Fracci was born in Milan in 1936. Her father was a tram driver and her mother worked in a factory.
She joined the ballet school at Milan’s prestigious La Scala Theatre when she was 10 and admitted that she found classical dancing boring until she saw the British star Margot Fonteyn perform.
“That’s when a spark ignited, a spark that became a fire and that has never left me,” she was quoted as saying by Corriere della Sera newspaper in 2008.
She graduated from ballet school in 1954 and became a solo dancer two years later before rising to the rank of prima ballerina in 1958.

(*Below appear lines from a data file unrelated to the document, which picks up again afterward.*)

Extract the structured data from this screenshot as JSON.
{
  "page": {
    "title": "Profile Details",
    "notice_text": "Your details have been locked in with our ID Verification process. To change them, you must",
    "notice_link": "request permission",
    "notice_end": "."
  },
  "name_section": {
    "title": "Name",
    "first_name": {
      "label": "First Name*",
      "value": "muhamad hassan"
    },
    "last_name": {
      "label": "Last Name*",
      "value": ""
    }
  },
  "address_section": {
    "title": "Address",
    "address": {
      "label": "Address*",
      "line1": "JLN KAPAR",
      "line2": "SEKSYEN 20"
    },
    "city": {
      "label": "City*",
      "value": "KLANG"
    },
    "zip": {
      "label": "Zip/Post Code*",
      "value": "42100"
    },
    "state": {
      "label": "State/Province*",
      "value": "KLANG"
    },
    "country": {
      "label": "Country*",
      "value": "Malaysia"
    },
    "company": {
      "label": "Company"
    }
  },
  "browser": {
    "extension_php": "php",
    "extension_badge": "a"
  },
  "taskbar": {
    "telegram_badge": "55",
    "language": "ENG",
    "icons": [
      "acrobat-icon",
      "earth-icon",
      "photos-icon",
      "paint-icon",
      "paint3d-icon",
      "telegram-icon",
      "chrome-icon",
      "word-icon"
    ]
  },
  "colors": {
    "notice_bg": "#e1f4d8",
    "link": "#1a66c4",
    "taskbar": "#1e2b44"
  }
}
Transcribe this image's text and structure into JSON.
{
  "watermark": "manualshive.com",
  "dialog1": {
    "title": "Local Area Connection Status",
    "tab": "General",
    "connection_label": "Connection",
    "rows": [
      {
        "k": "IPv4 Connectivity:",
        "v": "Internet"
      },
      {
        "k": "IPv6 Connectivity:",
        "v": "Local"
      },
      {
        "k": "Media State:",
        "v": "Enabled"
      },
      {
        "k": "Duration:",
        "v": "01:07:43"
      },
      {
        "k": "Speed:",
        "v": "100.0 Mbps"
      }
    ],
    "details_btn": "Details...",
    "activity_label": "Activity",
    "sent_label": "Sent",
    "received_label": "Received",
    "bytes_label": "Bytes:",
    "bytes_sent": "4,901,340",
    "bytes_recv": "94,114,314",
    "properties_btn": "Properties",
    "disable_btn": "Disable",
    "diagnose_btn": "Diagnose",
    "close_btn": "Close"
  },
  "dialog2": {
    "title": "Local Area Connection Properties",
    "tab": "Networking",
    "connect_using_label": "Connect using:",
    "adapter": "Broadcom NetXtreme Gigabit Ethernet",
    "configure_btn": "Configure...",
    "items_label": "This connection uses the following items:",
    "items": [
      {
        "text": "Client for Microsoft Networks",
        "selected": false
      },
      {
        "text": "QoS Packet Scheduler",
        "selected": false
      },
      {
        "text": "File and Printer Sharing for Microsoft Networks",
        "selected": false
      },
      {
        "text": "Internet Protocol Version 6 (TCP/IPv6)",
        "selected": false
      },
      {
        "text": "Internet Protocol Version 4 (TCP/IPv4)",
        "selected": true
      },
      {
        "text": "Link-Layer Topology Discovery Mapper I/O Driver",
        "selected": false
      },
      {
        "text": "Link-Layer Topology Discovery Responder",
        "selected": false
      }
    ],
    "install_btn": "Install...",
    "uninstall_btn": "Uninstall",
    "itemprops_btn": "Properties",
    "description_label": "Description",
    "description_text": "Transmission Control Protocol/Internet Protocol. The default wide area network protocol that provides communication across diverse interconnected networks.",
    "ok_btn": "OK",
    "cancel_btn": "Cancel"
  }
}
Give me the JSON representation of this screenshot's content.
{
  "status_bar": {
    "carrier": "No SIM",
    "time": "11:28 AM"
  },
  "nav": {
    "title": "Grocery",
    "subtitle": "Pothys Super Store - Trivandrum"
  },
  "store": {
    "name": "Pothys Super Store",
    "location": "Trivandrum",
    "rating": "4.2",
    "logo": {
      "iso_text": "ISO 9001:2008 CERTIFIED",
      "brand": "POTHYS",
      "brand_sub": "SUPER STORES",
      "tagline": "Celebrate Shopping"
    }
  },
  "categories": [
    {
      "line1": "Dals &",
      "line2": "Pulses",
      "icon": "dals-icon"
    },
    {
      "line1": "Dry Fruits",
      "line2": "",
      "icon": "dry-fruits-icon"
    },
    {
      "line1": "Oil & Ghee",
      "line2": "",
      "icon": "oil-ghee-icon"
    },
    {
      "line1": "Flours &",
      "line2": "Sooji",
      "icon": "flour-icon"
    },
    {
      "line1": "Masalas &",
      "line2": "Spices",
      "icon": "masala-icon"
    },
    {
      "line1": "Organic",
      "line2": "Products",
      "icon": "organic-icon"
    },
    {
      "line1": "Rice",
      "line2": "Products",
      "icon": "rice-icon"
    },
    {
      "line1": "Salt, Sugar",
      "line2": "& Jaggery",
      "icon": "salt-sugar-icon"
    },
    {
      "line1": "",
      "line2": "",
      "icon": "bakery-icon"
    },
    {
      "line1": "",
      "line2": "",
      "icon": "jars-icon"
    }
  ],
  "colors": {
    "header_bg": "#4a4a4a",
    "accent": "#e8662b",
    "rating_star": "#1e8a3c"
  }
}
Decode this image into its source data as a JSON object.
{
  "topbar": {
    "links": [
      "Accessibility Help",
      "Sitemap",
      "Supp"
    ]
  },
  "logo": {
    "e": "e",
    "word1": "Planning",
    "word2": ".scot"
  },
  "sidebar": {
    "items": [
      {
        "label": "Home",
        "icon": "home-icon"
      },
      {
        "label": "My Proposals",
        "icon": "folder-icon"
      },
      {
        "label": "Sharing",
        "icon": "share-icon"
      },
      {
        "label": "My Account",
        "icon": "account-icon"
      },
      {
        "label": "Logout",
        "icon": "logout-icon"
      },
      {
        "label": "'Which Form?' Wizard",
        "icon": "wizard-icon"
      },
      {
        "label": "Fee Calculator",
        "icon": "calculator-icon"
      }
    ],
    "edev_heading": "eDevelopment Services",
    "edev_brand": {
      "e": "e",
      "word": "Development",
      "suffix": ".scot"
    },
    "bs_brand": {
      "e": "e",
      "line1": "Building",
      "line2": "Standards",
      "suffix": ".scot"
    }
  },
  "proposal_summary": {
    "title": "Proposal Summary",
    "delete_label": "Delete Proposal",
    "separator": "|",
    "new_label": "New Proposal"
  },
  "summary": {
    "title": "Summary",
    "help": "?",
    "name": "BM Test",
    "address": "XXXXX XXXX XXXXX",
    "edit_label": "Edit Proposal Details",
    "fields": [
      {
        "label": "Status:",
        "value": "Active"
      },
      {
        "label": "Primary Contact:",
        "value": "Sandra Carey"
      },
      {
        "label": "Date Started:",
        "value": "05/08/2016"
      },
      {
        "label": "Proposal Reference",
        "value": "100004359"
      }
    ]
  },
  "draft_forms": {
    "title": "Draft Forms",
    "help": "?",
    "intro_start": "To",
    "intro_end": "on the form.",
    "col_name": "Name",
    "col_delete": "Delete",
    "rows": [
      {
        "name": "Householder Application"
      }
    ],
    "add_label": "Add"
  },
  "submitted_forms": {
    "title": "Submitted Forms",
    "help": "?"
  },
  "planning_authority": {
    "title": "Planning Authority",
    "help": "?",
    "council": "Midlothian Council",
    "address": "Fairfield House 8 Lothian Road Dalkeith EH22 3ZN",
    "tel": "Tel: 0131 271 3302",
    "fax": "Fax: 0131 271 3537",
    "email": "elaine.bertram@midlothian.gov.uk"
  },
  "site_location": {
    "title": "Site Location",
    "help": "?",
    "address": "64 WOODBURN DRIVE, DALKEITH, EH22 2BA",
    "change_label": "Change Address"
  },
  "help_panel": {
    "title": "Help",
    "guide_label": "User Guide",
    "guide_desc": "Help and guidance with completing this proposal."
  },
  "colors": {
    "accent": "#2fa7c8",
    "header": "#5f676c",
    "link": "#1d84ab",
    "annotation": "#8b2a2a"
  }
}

She continued to perform for more than 50 years, recalling her storied career in her 2013 autobiography “Step After Step”. In it, she describes working with the great male dancers of her generation, including an often difficult Nureyev.
“Dancing with Rudy was, in itself, a challenge: a great dancer and choreographer but also a very difficult man, competitive, eccentric, fickle, unpredictable, moody, temperamental, sometimes so awful as to behave badly onstage with those who were dancing with him,” she wrote.
Fracci gave her last masterclass in January, at La Scala, exploring Giselle, one of the most coveted roles for ballerinas which the Italian first performed in London in 1959 and then around the world for decades to come.
“She received a delirious, flower-strewn ovation from a star-hungry audience,” the New York Times wrote in a review of her a performance at the American Ballet Theater in 1991.
Fracci was married since 1964 to director Beppe Menegatti and the couple had one son, Francesco.